Eclipse Body is quite thick, and hammers home the theme of futurism through repetition. Browsing the pages feels like walking a sidewalk in New York past one construction site after another. In addition to postcard scenes, there are preliminary blueprints and drawings. Some material is weather beaten and hard to decipher, and many postings (the cover image, for example) have been tagged with graffiti, spray paint, or handwritten notes. “No Thanks,” someone comments atop a skyscraper pictures. “Ira Lives here,” writes another with an arrow, followed by a tragic rejoinder written on a nearby window: “Ira jumped from here.” Atop one poster someone has placed a sticker: “Decolonize This Place.” Feedback may not always be welcome, but it is an inherent street fact, lending these works an improvisational mood. 

The scrawls of hoi polloi infer popular unease, and bring the subtext of these photos into sharper focus. They offer a subtle critique of aspirational culture. The idea that one might escape the grimy streets into a private box above the city is antithetical to anyone stuck below. Samuel Stein and others have critiqued the urban flight to skyscrapers as an inherently suburban impulse. Relph skewers these escape pods with delight, driven by the same impulse the New Topographers directed at suburban sprawl. He waves his magic library wand over their grand plans. If it can’t eliminate class stratification, it can illuminate it. 
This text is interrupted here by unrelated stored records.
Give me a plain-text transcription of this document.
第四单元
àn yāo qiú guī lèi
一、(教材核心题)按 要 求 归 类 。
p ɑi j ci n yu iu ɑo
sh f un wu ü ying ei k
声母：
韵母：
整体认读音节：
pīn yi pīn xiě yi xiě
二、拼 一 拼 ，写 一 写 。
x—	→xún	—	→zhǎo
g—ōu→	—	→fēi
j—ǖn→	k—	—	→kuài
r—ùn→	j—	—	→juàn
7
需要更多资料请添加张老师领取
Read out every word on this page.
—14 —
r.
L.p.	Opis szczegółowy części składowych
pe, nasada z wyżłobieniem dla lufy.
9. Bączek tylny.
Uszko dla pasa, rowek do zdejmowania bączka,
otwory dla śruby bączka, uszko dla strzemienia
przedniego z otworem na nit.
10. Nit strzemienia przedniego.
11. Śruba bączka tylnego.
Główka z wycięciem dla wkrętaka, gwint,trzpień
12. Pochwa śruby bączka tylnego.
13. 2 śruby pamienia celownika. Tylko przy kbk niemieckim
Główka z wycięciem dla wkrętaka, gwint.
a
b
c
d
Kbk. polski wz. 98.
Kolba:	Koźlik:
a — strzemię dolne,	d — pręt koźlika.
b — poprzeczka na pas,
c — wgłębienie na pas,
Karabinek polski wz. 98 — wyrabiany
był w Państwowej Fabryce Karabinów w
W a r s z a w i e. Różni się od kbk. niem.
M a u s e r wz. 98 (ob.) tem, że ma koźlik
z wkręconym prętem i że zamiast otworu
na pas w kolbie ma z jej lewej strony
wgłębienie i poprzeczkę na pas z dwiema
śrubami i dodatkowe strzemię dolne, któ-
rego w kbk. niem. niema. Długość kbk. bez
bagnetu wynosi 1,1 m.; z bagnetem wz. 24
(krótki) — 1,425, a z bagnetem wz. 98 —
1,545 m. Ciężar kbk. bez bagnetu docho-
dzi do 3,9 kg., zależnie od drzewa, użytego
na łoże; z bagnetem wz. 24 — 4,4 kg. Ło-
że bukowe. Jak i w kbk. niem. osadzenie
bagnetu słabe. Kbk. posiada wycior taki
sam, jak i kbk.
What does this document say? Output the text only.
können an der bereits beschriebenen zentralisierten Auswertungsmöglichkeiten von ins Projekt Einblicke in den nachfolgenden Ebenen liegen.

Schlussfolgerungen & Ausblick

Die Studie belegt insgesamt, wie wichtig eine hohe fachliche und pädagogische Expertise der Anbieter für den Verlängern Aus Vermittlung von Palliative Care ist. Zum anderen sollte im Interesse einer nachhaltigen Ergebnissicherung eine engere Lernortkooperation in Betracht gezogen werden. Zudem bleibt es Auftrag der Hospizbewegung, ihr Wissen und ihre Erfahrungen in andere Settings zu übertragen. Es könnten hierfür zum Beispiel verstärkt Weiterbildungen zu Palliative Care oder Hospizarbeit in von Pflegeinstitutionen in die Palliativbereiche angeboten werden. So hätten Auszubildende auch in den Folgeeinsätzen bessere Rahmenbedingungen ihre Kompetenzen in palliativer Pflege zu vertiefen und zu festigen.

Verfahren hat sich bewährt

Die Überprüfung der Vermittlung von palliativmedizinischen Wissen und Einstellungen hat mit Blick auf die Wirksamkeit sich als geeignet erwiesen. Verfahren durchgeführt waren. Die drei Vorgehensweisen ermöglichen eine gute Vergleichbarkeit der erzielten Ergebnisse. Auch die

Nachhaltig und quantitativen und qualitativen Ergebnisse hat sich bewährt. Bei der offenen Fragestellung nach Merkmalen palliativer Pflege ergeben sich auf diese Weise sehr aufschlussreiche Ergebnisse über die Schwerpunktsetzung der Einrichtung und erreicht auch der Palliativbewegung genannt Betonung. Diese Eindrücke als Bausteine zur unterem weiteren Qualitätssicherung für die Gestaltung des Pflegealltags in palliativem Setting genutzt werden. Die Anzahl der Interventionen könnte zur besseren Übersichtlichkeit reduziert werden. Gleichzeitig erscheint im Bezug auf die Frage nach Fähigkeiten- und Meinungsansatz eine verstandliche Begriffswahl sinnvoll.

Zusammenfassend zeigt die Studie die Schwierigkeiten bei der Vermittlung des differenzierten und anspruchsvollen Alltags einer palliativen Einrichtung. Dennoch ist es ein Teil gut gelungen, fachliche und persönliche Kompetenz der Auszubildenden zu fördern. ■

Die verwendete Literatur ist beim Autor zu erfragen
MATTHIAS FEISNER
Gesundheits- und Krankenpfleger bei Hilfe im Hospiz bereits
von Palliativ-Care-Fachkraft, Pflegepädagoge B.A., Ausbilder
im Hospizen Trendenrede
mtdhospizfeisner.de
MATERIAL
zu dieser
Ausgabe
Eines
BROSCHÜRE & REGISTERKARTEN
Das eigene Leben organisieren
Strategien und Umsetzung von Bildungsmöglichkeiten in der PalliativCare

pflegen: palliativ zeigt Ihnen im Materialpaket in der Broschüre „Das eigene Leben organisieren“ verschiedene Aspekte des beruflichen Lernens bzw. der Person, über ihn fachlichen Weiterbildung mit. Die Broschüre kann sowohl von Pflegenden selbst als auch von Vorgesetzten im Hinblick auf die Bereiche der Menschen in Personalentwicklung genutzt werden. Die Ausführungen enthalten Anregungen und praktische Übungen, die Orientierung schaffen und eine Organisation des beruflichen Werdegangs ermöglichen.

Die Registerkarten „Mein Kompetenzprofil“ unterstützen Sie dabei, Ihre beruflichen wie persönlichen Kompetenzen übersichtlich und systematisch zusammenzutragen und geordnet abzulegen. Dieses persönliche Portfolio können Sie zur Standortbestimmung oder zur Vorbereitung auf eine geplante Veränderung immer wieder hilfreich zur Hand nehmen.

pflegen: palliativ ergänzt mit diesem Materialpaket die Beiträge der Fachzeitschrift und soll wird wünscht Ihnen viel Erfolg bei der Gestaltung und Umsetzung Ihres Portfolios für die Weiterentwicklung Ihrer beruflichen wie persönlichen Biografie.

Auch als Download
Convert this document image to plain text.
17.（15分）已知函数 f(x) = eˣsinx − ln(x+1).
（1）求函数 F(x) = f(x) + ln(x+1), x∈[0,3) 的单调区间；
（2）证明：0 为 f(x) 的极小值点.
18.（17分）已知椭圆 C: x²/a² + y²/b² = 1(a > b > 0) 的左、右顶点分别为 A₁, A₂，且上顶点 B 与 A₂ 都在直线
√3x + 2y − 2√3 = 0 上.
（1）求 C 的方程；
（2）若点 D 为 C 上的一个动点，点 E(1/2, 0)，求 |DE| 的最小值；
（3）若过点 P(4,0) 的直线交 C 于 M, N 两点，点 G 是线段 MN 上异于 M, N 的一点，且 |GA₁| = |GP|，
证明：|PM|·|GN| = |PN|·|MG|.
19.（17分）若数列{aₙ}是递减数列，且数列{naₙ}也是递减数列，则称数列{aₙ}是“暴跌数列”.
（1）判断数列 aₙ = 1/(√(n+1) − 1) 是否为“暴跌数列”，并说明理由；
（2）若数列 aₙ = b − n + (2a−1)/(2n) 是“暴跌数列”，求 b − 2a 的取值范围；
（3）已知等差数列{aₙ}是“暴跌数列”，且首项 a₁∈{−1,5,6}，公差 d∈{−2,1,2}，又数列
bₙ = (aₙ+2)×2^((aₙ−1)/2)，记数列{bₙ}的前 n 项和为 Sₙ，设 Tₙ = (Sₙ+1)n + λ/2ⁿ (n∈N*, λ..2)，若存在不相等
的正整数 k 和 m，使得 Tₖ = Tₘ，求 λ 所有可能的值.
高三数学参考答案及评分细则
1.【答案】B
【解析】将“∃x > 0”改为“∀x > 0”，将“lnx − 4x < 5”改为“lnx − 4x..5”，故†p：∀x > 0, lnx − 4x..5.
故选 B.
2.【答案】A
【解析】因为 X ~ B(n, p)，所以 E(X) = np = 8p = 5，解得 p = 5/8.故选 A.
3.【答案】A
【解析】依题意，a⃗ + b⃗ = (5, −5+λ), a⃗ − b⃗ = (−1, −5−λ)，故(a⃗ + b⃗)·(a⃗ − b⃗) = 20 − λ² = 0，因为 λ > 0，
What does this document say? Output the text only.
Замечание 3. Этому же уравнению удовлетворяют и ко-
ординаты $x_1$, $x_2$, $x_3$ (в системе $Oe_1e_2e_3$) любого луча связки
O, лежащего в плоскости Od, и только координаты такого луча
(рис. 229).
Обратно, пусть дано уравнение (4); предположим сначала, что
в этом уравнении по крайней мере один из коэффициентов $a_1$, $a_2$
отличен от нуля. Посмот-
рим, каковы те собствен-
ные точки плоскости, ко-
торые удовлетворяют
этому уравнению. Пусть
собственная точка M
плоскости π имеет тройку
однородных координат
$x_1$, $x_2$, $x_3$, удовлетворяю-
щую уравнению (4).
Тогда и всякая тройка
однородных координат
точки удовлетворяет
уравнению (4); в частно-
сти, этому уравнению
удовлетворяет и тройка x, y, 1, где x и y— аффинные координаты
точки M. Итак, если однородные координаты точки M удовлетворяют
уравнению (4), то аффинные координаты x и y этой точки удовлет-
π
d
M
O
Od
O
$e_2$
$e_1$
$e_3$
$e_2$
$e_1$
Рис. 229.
Relph never states this critique overtly, but his lyrical introduction strongly hints. “A picture of the future! (Which looks the same),” he deadpans. “Emotional cardboard to denigrate the luxury avenue,” he labels the postings, before revealing his personal connection: “Your author—42 years old at writing— started scanning the documents herein some 7 years earlier. Reader, it had the taste of theft. A theft so tiny as to be absurd…” The average lifespan of the world’s 100 tallest buildings, he explains, is also 42 years old. Thus laid bare, enormous amounts of time, money, and human resources planning things which will last just a few decades, before making way for some other reconstruction. By including himself in the mix, Relph hints at his own mortality, and the brief life span and uncertain legacy of any artwork. Cities feast on their own works. Perhaps they are not so different than artists?

Eclipse Body & Soul Syntax has something to say about legacy, and about the mutable nature of recording them. Even with its tics and wobbles, or maybe because of them, it’s a fascinating document. This is a seven year slice of New York—the best laid schemes o’ mice an’ men—their very pictures sliced and diced into images, then compiled into an entertaining read. It will only gain interest over time, as the city continues its cycle of destruction, rebirth, and continual planning.

Collector’s POV: Nick Relph is represented by Herald St in London (here). His work has little secondary market history at this point, so gallery retail likely remains the best option for those collectors interested in following up.